How To Manage Life Insurance Assets
Life Insurance provides cash at the death of a loved one that can protect a family's or business's assets. At death, lenders often demand payment in full of outstanding loans. Without the income of the deceased, payments on mortgages and other obligations are unable to be met without liquidating other assets. Families may lose their homes or other investments because life insurance proceeds were not available. Even wealthy people with substantial assets can be affected. That's why it's imperative to learn how to manage life insurance assets.
For example, an individual died who essentially had "all of his eggs in one basket". He owned an office building worth $10 million that generated $800,000 in rents annually. He owned the building free and clear. Estate tax rates at that point were as high as 55% on an estate of this size after an exemption of $1,000,000. This individual had a "cost basis" in his property of $1 million. How would this be handled?
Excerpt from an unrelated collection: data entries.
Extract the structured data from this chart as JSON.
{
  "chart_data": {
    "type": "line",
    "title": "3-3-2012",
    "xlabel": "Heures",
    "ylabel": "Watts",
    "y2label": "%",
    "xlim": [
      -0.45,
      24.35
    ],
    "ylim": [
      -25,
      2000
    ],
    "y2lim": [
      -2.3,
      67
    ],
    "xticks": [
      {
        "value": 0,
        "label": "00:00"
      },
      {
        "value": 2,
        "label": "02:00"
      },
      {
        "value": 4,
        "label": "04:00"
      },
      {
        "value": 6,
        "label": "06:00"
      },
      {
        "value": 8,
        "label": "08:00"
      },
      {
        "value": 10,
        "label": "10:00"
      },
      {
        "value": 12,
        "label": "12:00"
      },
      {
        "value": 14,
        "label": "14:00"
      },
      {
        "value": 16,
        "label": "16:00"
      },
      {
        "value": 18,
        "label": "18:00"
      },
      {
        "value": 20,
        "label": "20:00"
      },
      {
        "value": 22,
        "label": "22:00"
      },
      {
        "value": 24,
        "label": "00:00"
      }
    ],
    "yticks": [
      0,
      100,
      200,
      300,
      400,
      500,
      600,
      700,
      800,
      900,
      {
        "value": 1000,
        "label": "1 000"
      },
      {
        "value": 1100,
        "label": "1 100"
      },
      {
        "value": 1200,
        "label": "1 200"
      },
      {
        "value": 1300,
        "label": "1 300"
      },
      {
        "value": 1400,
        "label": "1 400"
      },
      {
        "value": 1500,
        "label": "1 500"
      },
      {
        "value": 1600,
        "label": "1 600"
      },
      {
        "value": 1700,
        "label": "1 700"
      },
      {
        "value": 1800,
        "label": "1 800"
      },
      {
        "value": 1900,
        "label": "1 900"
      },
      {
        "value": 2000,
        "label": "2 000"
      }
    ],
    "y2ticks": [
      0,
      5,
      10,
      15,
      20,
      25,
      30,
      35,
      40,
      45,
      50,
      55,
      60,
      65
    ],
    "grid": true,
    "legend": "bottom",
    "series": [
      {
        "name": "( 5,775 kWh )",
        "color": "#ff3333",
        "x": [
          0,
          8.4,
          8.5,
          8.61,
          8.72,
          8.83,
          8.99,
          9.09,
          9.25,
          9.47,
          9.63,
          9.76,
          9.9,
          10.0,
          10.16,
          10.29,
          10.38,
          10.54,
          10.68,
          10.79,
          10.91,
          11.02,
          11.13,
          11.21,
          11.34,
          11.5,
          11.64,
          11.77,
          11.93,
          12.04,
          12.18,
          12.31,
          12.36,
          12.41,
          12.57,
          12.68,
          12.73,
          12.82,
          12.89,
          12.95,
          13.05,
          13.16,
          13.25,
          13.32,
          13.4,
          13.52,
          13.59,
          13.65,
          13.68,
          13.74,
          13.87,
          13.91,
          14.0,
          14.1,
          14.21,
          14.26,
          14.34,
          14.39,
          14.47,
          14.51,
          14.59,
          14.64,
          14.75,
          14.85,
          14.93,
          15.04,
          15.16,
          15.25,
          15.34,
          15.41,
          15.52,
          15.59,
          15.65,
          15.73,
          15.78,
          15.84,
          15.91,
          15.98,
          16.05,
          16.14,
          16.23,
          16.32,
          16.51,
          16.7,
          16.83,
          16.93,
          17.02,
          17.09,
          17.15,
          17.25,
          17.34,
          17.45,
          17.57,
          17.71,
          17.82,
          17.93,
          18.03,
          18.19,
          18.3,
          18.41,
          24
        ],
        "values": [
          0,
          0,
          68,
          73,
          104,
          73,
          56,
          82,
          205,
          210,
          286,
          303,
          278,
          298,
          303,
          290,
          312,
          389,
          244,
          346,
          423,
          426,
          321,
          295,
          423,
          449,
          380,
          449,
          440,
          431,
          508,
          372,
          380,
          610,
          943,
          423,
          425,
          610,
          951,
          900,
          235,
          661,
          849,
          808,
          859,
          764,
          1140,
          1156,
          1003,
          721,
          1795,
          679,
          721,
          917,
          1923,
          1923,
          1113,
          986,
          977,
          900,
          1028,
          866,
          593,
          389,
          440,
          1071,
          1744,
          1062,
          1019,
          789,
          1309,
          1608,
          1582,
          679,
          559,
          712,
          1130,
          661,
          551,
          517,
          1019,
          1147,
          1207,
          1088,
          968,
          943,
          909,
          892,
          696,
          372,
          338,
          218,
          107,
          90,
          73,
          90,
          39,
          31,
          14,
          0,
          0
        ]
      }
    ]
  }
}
The estate tax of $4,500,000 was due 9 months following death. The family had no alternative but to sell the building to pay the taxes. The market was a little soft so they could only quickly sell the property for $9 million on which they had selling and escrow expenses of $500,000. Capital Gains taxes at the time were 28%, so, in addition to the $4.5 million in estate tax and the $500,000 of expenses, the family had to pay $2.1 million of capital gains tax to the IRS ($8.5 million net sales proceeds less $1 million basis = $7.5 million times 28%) and $690,000 to the State of California ($7.5 million times 9.2%).
Let's summarize:
A $10 million asset producing $800,000 of annual income was reduced to $1,210,000 ($9 million sales price less $500,000 expenses, less $4.5 million estate tax, less $2.1 million capital gains tax, less $690,000 state income tax). Interestingly, this individual opted not to buy a $5 million universal life insurance policy that was guaranteed for life by the payment of a 10 year premium of $50,000 per year to protect this asset. This would have reduced his property income from $800,000 to $750,000. While that's a lot of premium, $500,000 over the 10 years is far less than the actual cost of $8,790,000 to the heirs (he died in what would have been the third year of the policy, so the actual cost would have been less than $150,000).
This was absolutely devastating to his family. Would you invest $500,000 to guarantee an $8,790,000 savings to your loved ones? How about a few dollars so your family doesn't lose its home or business? The purchase of term life insurance, universal life insurance or whole life insurance will enable your family to protect their assets in the event of your death.